Sólo un deseo pidió Juana al soplar la velita.
Lo único que le importaba era ésa utopía, que el ciclo del
universo cambiara según los pronósticos pseudo apocalípticos y que se realice
la magia: que todos los allí reunidos se callaran la boca. Sí, que hagan
silencio, que hablen cuando tienen que hacerlo (entiéndase opiniones sinceras,
comentarios positivos o palabras de afecto o consideración), y que si en su
defecto esto no ocurre, que sigan callados. Que se guarden el caudal de
malicia, que se aguanten su envidia, su frustración y que en lo posible, se
atraganten con ellas.Concentró toda su energía en un soplido poderoso, de esos que derriban árboles eternos, como en los cuentos fantásticos. Juana posee, a pesar de sus veintitantos, cierta inocencia que pugna por no desvanecerse y eso le da fe: acentuando el ritual del soplo rogó el mutis general, apostando a que fuera instantáneo.
Un segundo de suspensión, la penumbra de la vela apagada, aplausos, saludos y otra vez el parloteo. No funcionó. Otro deseo perdido y por eso, aún más anhelado.

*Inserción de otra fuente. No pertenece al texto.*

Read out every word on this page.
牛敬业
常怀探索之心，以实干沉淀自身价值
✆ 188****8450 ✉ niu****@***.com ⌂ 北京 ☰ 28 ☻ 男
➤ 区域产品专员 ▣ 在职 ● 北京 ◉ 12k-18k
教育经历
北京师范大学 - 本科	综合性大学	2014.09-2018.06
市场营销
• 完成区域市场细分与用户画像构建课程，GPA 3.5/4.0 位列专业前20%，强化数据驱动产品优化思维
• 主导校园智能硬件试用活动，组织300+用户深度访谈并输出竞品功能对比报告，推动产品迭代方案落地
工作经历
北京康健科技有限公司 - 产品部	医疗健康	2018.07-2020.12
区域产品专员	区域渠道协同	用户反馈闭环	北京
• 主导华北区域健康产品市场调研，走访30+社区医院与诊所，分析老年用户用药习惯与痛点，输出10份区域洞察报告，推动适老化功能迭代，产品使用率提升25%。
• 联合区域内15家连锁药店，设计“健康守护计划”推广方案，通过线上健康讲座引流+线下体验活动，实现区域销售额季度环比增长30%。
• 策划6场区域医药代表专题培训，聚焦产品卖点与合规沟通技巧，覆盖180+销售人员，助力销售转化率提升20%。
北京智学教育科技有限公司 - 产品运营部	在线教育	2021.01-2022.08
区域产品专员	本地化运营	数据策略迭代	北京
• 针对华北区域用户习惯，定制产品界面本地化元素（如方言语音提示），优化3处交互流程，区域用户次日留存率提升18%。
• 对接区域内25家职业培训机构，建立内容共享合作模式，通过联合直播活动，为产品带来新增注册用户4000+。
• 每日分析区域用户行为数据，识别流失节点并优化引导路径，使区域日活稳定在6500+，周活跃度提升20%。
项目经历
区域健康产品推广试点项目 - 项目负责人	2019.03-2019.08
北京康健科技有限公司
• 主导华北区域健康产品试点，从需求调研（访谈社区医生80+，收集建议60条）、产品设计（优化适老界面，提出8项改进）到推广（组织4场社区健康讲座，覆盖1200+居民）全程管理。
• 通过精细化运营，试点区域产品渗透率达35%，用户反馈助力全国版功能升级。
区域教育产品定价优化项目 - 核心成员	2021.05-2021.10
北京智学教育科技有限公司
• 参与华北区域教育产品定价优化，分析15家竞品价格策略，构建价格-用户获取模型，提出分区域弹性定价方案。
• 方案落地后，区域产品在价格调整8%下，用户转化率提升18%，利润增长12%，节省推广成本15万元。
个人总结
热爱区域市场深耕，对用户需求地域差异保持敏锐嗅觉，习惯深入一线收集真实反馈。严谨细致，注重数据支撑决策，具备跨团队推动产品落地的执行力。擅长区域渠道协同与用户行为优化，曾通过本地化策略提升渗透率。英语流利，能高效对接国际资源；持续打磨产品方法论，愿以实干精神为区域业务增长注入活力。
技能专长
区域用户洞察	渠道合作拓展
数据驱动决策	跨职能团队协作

Tomó la cuchilla y la espátula, un poco decepcionada, y se dispuso a cortar el pastel. Los invitados seguían charlando, opinando sobre la vida de tal o cual, o peor, sobre la vida de la propia Juana (en su propio cumpleaños, no hay derecho, debería haber un poco de auto censura, pero no).
Mientras hundía con una siniestra suavidad la hoja filosa del cuchillo, Juana se preguntó qué pasaría si hiciera lo mismo con la campera de su prima Celeste, que desde chicas se burla de su gusto particular para vestirse.
Una sonrisa ácida se le clavó en la cara al pensar en los garabatos que le haría a la bendita campera con la puntita -sólo la puntita- del cuchillo, y ver las plumas, presas en su interior, salir desesperadas en busca de oxígeno. Luego, juntaría todas las plumitas, que son muchas, y se las pondría en la boca a su tía Felisa y a su otra tía Fabiola, ya que si por lo menos no tienen pelos en sus lenguas, tengan algo que se las suavice un poco.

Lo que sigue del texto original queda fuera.